A deejay was spinning hits from Latin American crooners: Puerto Rico's latest chart toppers Marc Anthony and Victor Manuel; Cuban stars Los Van Van and Charanga Habanera; the Dominican Republic's Jose Alberto (a.k.a. El Canario); and Colombian idol Jerry Galante.

I felt as if I had discovered a tropical oasis behind the proverbial London fog. Latin dance clubs have proliferated here. Neon signs around the city now flash the names of more than a dozen clubs dedicated exclusively to salsa, and many more that mix salsa into their regular lineups. With just a few nights in town last spring, I decided to make the rounds, using "Time Out!," a popular guide to trendy London night life, to check out which clubs were featuring salsa (look under the "Other Moves & Grooves" section). From there, I asked deejays and salsa promoters for advice on what was hot: Rumba Pa'Ti, Salsa Palladium, La Finca, and Cuba. One happy surprise was how inexpensive they are, particularly in ultrahigh-priced London. Most clubs charge admission of $3 to $8, and many throw in a dance lesson for the price. Even with the cost of drinks and tapas, a salsa night in London is a budget night.

At Notre Dame Hall, the biggest and most popular of the London venues, the salsa gig known as Salsa Fusion was sold out the night I was there. Although they were turning people away at the door, dozens stood in a long, snaking line down a cramped stairway to the subterranean club, hoping they could get in if anyone left early.

The only reason I was able to get into Salsa Fusion was because of Elli Galvani, a local music promoter and dance instructor whom I met previously at Salsa Palladium, another Leicester Square club that is around the corner. Galvani had cleared me with the dour bouncer at Salsa Fusion, where she said the best London dancers come to strut their stuff every other Saturday.

And I was surprised at how good that stuff was, especially considering the Brits were not raised on Latin music. Even if, in my admittedly biased point of view, they could stand a bit more lubrication in their moves, many displayed a remarkable degree of skill. And the most advanced among them put many Latinos to shame.

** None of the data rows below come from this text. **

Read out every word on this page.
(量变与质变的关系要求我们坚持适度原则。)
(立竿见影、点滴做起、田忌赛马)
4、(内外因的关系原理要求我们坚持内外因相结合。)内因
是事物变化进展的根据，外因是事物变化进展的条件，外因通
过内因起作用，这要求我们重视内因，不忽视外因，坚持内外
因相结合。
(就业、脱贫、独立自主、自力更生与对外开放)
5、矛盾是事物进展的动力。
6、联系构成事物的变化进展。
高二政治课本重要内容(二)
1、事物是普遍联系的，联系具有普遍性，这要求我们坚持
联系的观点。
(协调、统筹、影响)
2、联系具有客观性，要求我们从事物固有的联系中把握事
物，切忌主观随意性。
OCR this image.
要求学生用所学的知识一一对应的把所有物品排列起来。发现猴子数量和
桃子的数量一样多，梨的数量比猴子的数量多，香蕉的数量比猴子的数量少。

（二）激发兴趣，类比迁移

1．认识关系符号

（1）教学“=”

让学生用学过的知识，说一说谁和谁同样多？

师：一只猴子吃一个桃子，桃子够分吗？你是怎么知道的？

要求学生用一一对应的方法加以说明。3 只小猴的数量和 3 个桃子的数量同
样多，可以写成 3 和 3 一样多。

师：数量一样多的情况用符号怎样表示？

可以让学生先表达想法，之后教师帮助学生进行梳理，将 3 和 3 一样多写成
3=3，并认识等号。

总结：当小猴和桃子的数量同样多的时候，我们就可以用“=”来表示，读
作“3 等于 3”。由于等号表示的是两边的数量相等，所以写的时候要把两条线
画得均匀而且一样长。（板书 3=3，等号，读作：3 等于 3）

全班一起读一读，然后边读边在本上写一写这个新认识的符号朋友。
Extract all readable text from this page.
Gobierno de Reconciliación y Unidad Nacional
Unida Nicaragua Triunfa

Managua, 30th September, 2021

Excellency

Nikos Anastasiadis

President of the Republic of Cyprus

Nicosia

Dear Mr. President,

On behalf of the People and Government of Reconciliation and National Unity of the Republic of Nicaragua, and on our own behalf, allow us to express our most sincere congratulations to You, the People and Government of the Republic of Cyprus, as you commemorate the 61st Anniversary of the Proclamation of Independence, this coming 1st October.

Frankly, it was amusing to witness such abandon from the English, who aren't exactly known for their smoldering passion. But apparently that's the appeal.

"Salsa is the perfect antidote to everything about Britain, which is generally dreary and boring," confessed one 33-year-old Englishwoman I danced with. She said she also enjoyed the novelty of dancing in pairs.

Some of the stuffier-looking couples were sheer fun to watch: Imagine younger versions of, say, Margaret Thatcher and John Major possessed by the spirits of Carmen Miranda and Ricky Ricardo.

The well-dressed crowd, I should hastily point out here, was quite diverse. There were plenty of African and Indian Brits among the dancers. I even spotted a few turbans bobbing around. Other Europeans filled out the ranks, with a smattering of Asians. And of course there were Latinos, mainly Colombians and Cubans, out in strong force. Even London's reigning salsa champ, 22-year-old Parry Zerky, a Spaniard of African and French descent (he danced professionally with Cuba's Ballet Nacional) was there, leading his partner through a series of fiery combinations with intimidating ease.